Last week, Israel’s Taub Centre for Social Policy Studies published a report that concluded that the government’s failure to plan, finance and regulate the health care system had led to a severe shortage of beds, inefficiency and gaps in accessibility of treatment. It found that Israel had fewer hospital beds, shorter hospital stays and higher occupancy rates than other members of the OECD.

Israel had 2.2 hospital beds per 1,000 people versus 3.6 in the OECD, with a particularly sharp decline in beds—a 22 percent decline versus 15 percent in the OECD between 2002 and 2017. Access to health care and hospital facilities was particularly acute away from the three major cities, further exacerbating social inequality.

The report said that the shorter average hospital stay in Israel of about 5 days per patient compared to 6.7 days among all OECD countries and the high occupancy rate of about 94 percent compared to 75 percent in the OECD reduces the hospitals’ ability to handle emergencies and indicates a potentially lower level of treatment quality.
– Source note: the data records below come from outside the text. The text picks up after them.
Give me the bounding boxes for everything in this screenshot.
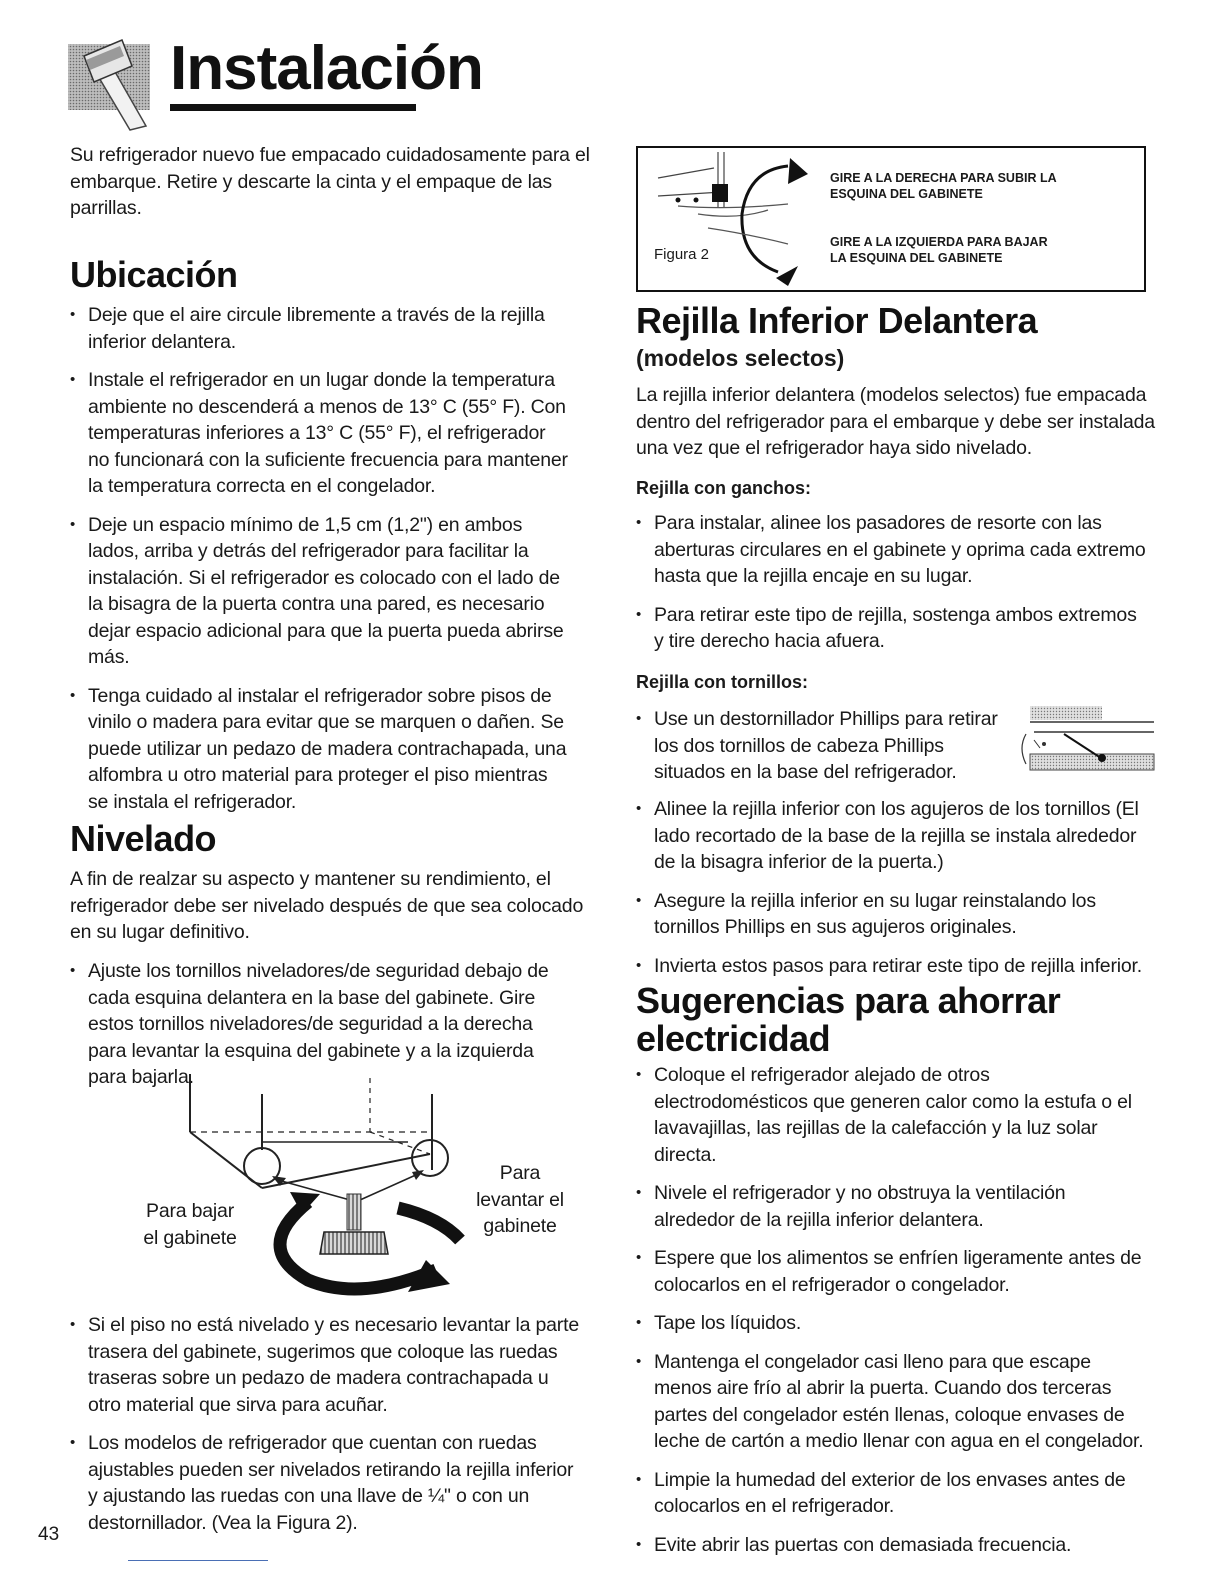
roller-adjust-illustration (638, 148, 828, 290)
list-item: • Invierta estos pasos para retirar este tipo de rejilla inferior. (636, 953, 1146, 980)
ganchos-list (636, 510, 1146, 667)
list-item: • Deje que el aire circule libremente a través de la rejilla inferior delantera. (70, 302, 570, 355)
title-rule (170, 104, 416, 111)
list-item: • Evite abrir las puertas con demasiada frecuencia. (636, 1532, 1146, 1559)
list-item: • Espere que los alimentos se enfríen ligeramente antes de colocarlos en el refrigerador o congelador. (636, 1245, 1146, 1298)
tornillos-list (636, 796, 1146, 991)
list-item: • Deje un espacio mínimo de 1,5 cm (1,2") en ambos lados, arriba y detrás del refrigerador para facilitar la instalación. Si el refrigerador es colocado con el lado de la bisagra de la puerta contra una pared, es necesario dejar espacio adicional para que la puerta pueda abrirse más. (70, 512, 570, 671)
section-heading-sugerencias: Sugerencias para ahorrar electricidad (636, 980, 1061, 1059)
footer-rule (128, 1560, 268, 1561)
list-item: • Instale el refrigerador en un lugar donde la temperatura ambiente no descenderá a menos de 13° C (55° F). Con temperaturas inferiores a 13° C (55° F), el refrigerador no funcionará con la suficiente frecuencia para mantener la temperatura correcta en el congelador. (70, 367, 570, 500)
figure-2 (636, 146, 1146, 292)
page-title: Instalación (170, 34, 483, 103)
figure-label: Figura 2 (654, 246, 710, 263)
list-item: • Para retirar este tipo de rejilla, sostenga ambos extremos y tire derecho hacia afuera. (636, 602, 1146, 655)
caption-clockwise: GIRE A LA DERECHA PARA SUBIR LA ESQUINA DEL GABINETE (830, 171, 1057, 201)
section-subheading-modelos: (modelos selectos) (636, 345, 845, 371)
nivelado-intro: A fin de realzar su aspecto y mantener su rendimiento, el refrigerador debe ser nivelado después de que sea colocado en su lugar definitivo. (70, 868, 584, 943)
label-raise-cabinet: Para levantar el gabinete (476, 1162, 564, 1237)
rejilla-intro: La rejilla inferior delantera (modelos selectos) fue empacada dentro del refrigerador para el embarque y debe ser instalada una vez que el refrigerador haya sido nivelado. (636, 384, 1155, 459)
list-item: Use un destornillador Phillips para retirar los dos tornillos de cabeza Phillips situados en la base del refrigerador. (654, 708, 998, 783)
list-item: • Tenga cuidado al instalar el refrigerador sobre pisos de vinilo o madera para evitar que se marquen o dañen. Se puede utilizar un pedazo de madera contrachapada, una alfombra u otro material para proteger el piso mientras se instala el refrigerador. (70, 683, 570, 816)
section-heading-nivelado: Nivelado (70, 818, 217, 859)
nivelado-bullet-adjust: • Ajuste los tornillos niveladores/de seguridad debajo de cada esquina delantera en la base del gabinete. Gire estos tornillos niveladores/de seguridad a la derecha para levantar la esquina del gabinete y a la izquierda para bajarla. (70, 960, 549, 1088)
list-item: • Nivele el refrigerador y no obstruya la ventilación alrededor de la rejilla inferior delantera. (636, 1180, 1146, 1233)
tornillos-heading: Rejilla con tornillos: (636, 672, 809, 692)
caption-counterclockwise: GIRE A LA IZQUIERDA PARA BAJAR LA ESQUINA DEL GABINETE (830, 235, 1048, 265)
intro-paragraph: Su refrigerador nuevo fue empacado cuidadosamente para el embarque. Retire y descarte la cinta y el empaque de las parrillas. (70, 144, 590, 219)
list-item: • Mantenga el congelador casi lleno para que escape menos aire frío al abrir la puerta. Cuando dos terceras partes del congelador estén llenas, coloque envases de leche de cartón a medio llenar con agua en el congelador. (636, 1349, 1146, 1455)
list-item: • Tape los líquidos. (636, 1310, 1146, 1337)
sugerencias-list (636, 1062, 1146, 1570)
label-lower-cabinet: Para bajar el gabinete (143, 1200, 237, 1249)
ganchos-heading: Rejilla con ganchos: (636, 478, 812, 498)
list-item: • Si el piso no está nivelado y es necesario levantar la parte trasera del gabinete, sugerimos que coloque las ruedas traseras sobre un pedazo de madera contrachapada u otro material que sirva para acuñar. (70, 1312, 580, 1418)
nivelado-list (70, 1312, 580, 1548)
list-item: • Alinee la rejilla inferior con los agujeros de los tornillos (El lado recortado de la base de la rejilla se instala alrededor de la bisagra inferior de la puerta.) (636, 796, 1146, 876)
hammer-icon (66, 36, 154, 132)
section-heading-ubicacion: Ubicación (70, 254, 238, 295)
list-item: • Para instalar, alinee los pasadores de resorte con las aberturas circulares en el gabinete y oprima cada extremo hasta que la rejilla encaje en su lugar. (636, 510, 1146, 590)
list-item: • Los modelos de refrigerador que cuentan con ruedas ajustables pueden ser nivelados retirando la rejilla inferior y ajustando las ruedas con una llave de ¼" o con un destornillador. (Vea la Figura 2). (70, 1430, 580, 1536)
page-number: 43 (38, 1524, 60, 1545)
ubicacion-list (70, 302, 570, 827)
list-item: • Limpie la humedad del exterior de los envases antes de colocarlos en el refrigerador. (636, 1467, 1146, 1520)
tornillos-first-item: • Use un destornillador Phillips para retirar los dos tornillos de cabeza Phillips situados en la base del refrigerador. (636, 708, 998, 783)
grille-screw-illustration (1004, 704, 1156, 780)
list-item: • Asegure la rejilla inferior en su lugar reinstalando los tornillos Phillips en sus agujeros originales. (636, 888, 1146, 941)
list-item: • Coloque el refrigerador alejado de otros electrodomésticos que generen calor como la estufa o el lavavajillas, las rejillas de la calefacción y la luz solar directa. (636, 1062, 1146, 1168)
list-item: Ajuste los tornillos niveladores/de seguridad debajo de cada esquina delantera en la base del gabinete. Gire estos tornillos niveladores/de seguridad a la derecha para levantar la esquina del gabinete y a la izquierda para bajarla. (88, 960, 549, 1088)
section-heading-rejilla: Rejilla Inferior Delantera (636, 300, 1038, 341)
Such has been the public frustration over inadequate health care that hospital nursing staff have become the victims of violence. According to a 2017 report in the Israel Journal of Health Policy Research, while all hospital departments had seen an increase in violence, emergency rooms and outpatient clinics are the most exposed to it. Last August, nurses went on strike over the government’s failure to respond to its complaints of attacks on health care workers and to implement the recommendations of the Committee for the Elimination of Violence in the Health System that called for the installation of security cameras and the hiring of additional security personnel.

Such conditions are an indictment not just of the Netanyahu government, but also previous Labour governments and the medical workers’ trade unions, organised within the Histadrut, Israel’s federal trade union organisation. Histadrut, a corporatist and racist setup that refused until recently to represent migrant workers—the most exploited section of workers in Israel—owned and controlled much of Israel’s economy, including its largest health care insurance company, for decades.

Trade union membership in a country that once had 85 percent union membership, in part because of its health care insurance arm, has been in freefall for decades as—like its counterparts elsewhere—Histadrut isolated and sold out one section of workers after another.

In this case, too, the nurses’ union has no plans to widen the strike, even though hospital doctors have called for more medical staff and doctors, the public have denounced the shortage of health care facilities, and there are similar problems in other public services such as education, social care and transport that have led to strikes in the past months.

The Histadrut’s historic linkage to the Labour Party broke down when Labour joined the Likud-led National Unity Government in the 1980s and implemented its neo-liberal economic policies. In 1995, the Labour government’s reorganisation of the health care insurance system removed any remaining incentive for workers to retain their union membership. Since then, the health care system has been subject to repeated budget cuts.